Por Andrea Cunha Freitas, in Público on-line
Desde 2007 que não havia tão poucos beneficiários a receber esta prestação. A explicação está nas novas regras em vigor desde Julho, que tornaram mais difícil o acesso ao Rendimento Social de Inserção.
Em Agosto de 2012, o número de beneficiários de Rendimento Social de Inserção (RSI) era de 295 mil, menos 43 mil que em Junho. Nesse mesmo período, este apoio foi retirado a dez mil famílias. Porém, os dados agora revelados pelo Instituto de Segurança Social (ISS) mostram também uma redução significativa do número de pedidos para acesso à prestação.
"Que milagre é este?", ironiza Sérgio Aires, presidente da Rede Europeia Antipobreza, que dá a "garantia absoluta que a pobreza não está a diminuir" e defende que as novas regras - mais apertadas - para a atribuição do RSI, que entraram em vigor a 1 de Julho, são a única explicação para estes dados.
Em Junho de 2012, existiam mais de 338 mil beneficiários de RSI e o número de famílias abrangidas por este apoio era superior a 127 mil. Dois meses depois, em Agosto, estes valores caíram para 295 mil e 116 mil, respectivamente. É preciso recuar até Novembro de 2007 para encontrar um número tão baixo de pessoas a beneficiar de RSI. Quanto às famílias, desde Março de 2008 que não havia tão poucos agregados a receber esta prestação social.
O ponto de viragem dos valores é óbvio: o mês de Julho, data da entrada em vigor das novas regras do RSI. Entre outras alterações, o novo regime para aceder a esta prestação excluiu todas as pessoas com mais de 25 mil euros em depósitos bancários. As regras em vigor prevêem ainda a assinatura de um contrato anual, com uma duração de 12 meses e obrigações que envolvem o beneficiário e os membros do agregado familiar. Tudo, diz o ISS, para "que esta prestação social seja um apoio efectivo às classes mais desfavorecidas", "constituindo assim um instrumento de inserção e coesão social".

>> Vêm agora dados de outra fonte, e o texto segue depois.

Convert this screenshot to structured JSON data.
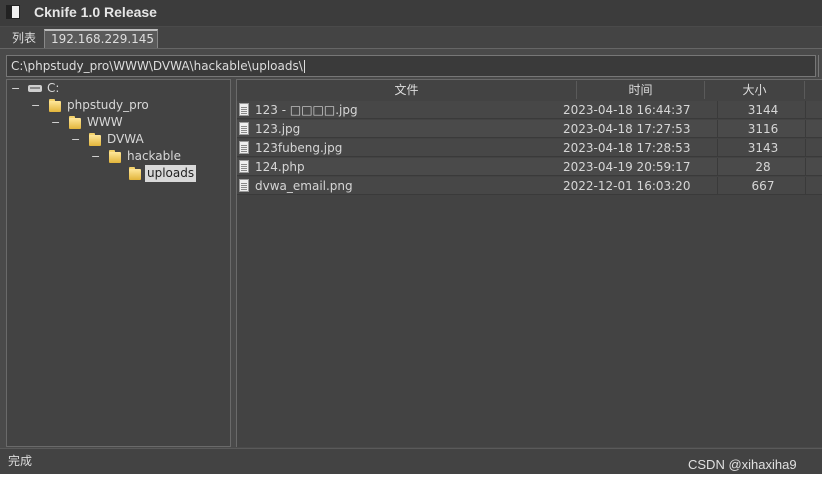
{
  "window": {
    "title": "Cknife 1.0 Release"
  },
  "tabs": [
    {
      "label": "列表"
    },
    {
      "label": "192.168.229.145"
    }
  ],
  "path": {
    "value": "C:\\phpstudy_pro\\WWW\\DVWA\\hackable\\uploads\\"
  },
  "tree": {
    "items": [
      {
        "label": "C:",
        "toggle": "−"
      },
      {
        "label": "phpstudy_pro",
        "toggle": "−"
      },
      {
        "label": "WWW",
        "toggle": "−"
      },
      {
        "label": "DVWA",
        "toggle": "−"
      },
      {
        "label": "hackable",
        "toggle": "−"
      },
      {
        "label": "uploads",
        "toggle": ""
      }
    ]
  },
  "file_list": {
    "headers": {
      "name": "文件",
      "time": "时间",
      "size": "大小"
    },
    "rows": [
      {
        "name": "123 - □□□□.jpg",
        "time": "2023-04-18 16:44:37",
        "size": "3144"
      },
      {
        "name": "123.jpg",
        "time": "2023-04-18 17:27:53",
        "size": "3116"
      },
      {
        "name": "123fubeng.jpg",
        "time": "2023-04-18 17:28:53",
        "size": "3143"
      },
      {
        "name": "124.php",
        "time": "2023-04-19 20:59:17",
        "size": "28"
      },
      {
        "name": "dvwa_email.png",
        "time": "2022-12-01 16:03:20",
        "size": "667"
      }
    ]
  },
  "status": {
    "text": "完成"
  },
  "watermark": {
    "text": "CSDN @xihaxiha9"
  }
}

"Não é preciso ser um grande especialista nesta matéria para perceber que estes dados não resultam da redução da pobreza e das dificuldades, mas das novas medidas - mais apertadas, com maior rigor e maior controlo", decretadas pelo actual Governo, nota Sérgio Aires, considerando que este efeito não é surpreendente.
Eugénio Fonseca, presidente da Caritas, concorda: "As novas regras impediram muita gente que precisa do RSI de aceder a este apoio e atingiram sobretudo muitos dos que mais precisavam e que agora, sem qualquer tipo de protecção social, estão a regressar às instituições". "As carências estão a aumentar de dia para dia de forma muitíssimo significativa", acrescenta Lino Maia, presidente da Confederação Nacional das Instituições de Solidariedade (CNIS).
Olhando para o tipo de prestações de RSI, ressalta sobretudo a queda drástica nos valores acima dos 400 euros de prestação. As famílias que recebiam acima deste valor caíram de 20.459 em Maio para 6390 em Agosto. Quem mais necessitava, passou a receber menos.
Instituições em ruptura
Paralelamente, o número de requerimentos e diferimentos também caiu de forma significativa: em Agosto houve pouco mais de dois mil pedidos para acesso à prestação, quando em Maio tinham dado entrada nos serviços do ISS mais de 12 mil. No caso dos diferimentos, em Maio houve 4906 e, em Agosto, apenas 987.
Para o presidente da Rede Europeia Antipobreza, a diminuição dos pedidos é precisamente um reflexo da cada vez maior dificuldade em aceder ao RSI. Não só pela burocracia exigida para o processo, mas também pelo facto de as organizações sociais - que geralmente intermediavam este processo - estarem actualmente sobrecarregadas com respostas de "emergência social".
"Muita gente que precisa e tem direito ao RSI nem chega a apresentar o pedido. Tenho recebido queixas de muitas pessoas que afirmam ter sido informadas, erradamente, que não vale a pena pedir o RSI porque não vão ter direito", diz Aires.
"As pessoas começam a ver que o RSI é um apoio em vias de extinção e, nesta altura, perderam qualquer expectativa em relação a um apoio do Estado", acrescenta Lino Maia, que sublinha também a crescente procura de apoios junto das instituições de solidariedade social. "Espero que este corte nos apoios não seja um prenúncio do colapso. As instituições de proximidade que estas pessoas procuram já ultrapassaram o seu limite de resposta", desabafa.